3. Cross site scripting:
XSS is probably the most rampant security attack of web application vulnerabilities. Here, the hacker injects a malicious code while entering data. As soon as the code enters the end user's browser, the code gains access to local files, cookies, session, etc.
There are many ways to prevent cross site scripting issues. The most commonly used method is encoding data that is received as input when you write it out as HTML. This technique is effective on data that was not validated for some reason during input.
However, things are a lot simpler with Umbraco; the latest version is built using Asp.Net MVC and Razor view engine. Asp.Net MVC and Razor View engine by default handle the cross site scripting by validating the user input and encoding the data.
4. Click jacking:
ClickJacking is a manipulative technique where the website user is fooled into clicking on something other than what the user is actually intending on clicking. This can be accomplished by the attacker using multiple transparent or opaque layers How do you prevent the hackers from framing your application?
The latest versions of Umbraco is built using ASP.Net MVC. In ASP.Net applications we can prevent Click Jacking issues by simply adding the below configuration entry to <system.webServer> section of web.config file.
<add name="X-Frame-Options" value="DENY" />
This short code adds a http header called x-frame-options to your http responses and prevents your site being loaded in an iframe in "modern" browsers.
5. Cross site request forgery:
Cross-site request forgery is known by a variety of other terms like one-click attack, session riding, CSRF (or sea-surf) or XSRF! This security issue is a threat to the website where unauthorized commands are transmitted from a user that the website actually trusts.
When the server receives a request, the request should be first authenticated before any action is initiated. And since cookies are sent automatically by a browser, checking the session ID or authorization cookie will not suffice. For requests to be authenticated by the server, each request to a sensitive function must include a single-use authentication token. The token is normally included on each page as a hidden form field, which would be included in the request when the form is submitted. The server also keeps a copy of the token within the user’s session, and checks if the two values match after receiving the request.
Umbraco offers a short cut to this security issue. The latest version of Umbraco uses the ASP.Net MVC architecture, and since ASP.NET MVC includes a set of helpers (eg: Html.AntiForgeryToken method and ValidateAntiForgeryToken attribute) that detect and block CSRF using the “user-specific tokens” technique.

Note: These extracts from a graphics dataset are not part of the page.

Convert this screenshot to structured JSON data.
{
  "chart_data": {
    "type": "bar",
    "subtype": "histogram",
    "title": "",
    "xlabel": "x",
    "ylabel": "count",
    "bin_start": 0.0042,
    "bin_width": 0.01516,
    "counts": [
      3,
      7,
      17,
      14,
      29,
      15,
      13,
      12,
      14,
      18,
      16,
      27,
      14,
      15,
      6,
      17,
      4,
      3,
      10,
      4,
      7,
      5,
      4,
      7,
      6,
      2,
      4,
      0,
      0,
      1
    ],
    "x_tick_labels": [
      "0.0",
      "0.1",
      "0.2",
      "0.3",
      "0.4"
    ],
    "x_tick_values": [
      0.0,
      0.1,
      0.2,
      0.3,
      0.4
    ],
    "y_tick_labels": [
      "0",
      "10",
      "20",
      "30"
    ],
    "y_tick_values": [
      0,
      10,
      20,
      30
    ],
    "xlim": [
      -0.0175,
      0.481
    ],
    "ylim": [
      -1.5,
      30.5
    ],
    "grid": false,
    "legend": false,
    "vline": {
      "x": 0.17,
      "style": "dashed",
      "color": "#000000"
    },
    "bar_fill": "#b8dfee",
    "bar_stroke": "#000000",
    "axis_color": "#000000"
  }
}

Not only does Umbraco help you dodge the common vulnerabilities with minimum effort, it also makes life easy and your web application a lot more secure with the following features.
With the built-in module for users (those with access to backend) the administrator limits backend access to their users based on their roles and responsibilities.
Umbraco also has a module for members (any person with a profile on the website). This module makes sure only members access to private pages.
HTTPS can be activated by merely adding the SSL certificate to IIS webserver by just modifying the configuration value.
Blocking an IP address or a range of suspicious IP addresses is very much possible with your Umbraco web application. You can choose to provide admin access only to a trusted list of IP addresses.
Last but not the least, Umbraco's active and strong community is always on the lookout for vulnerabilities. You've just got to keep yourself updated about security issues and get the appropriate Umbraco upgrade if and when a threat is reported.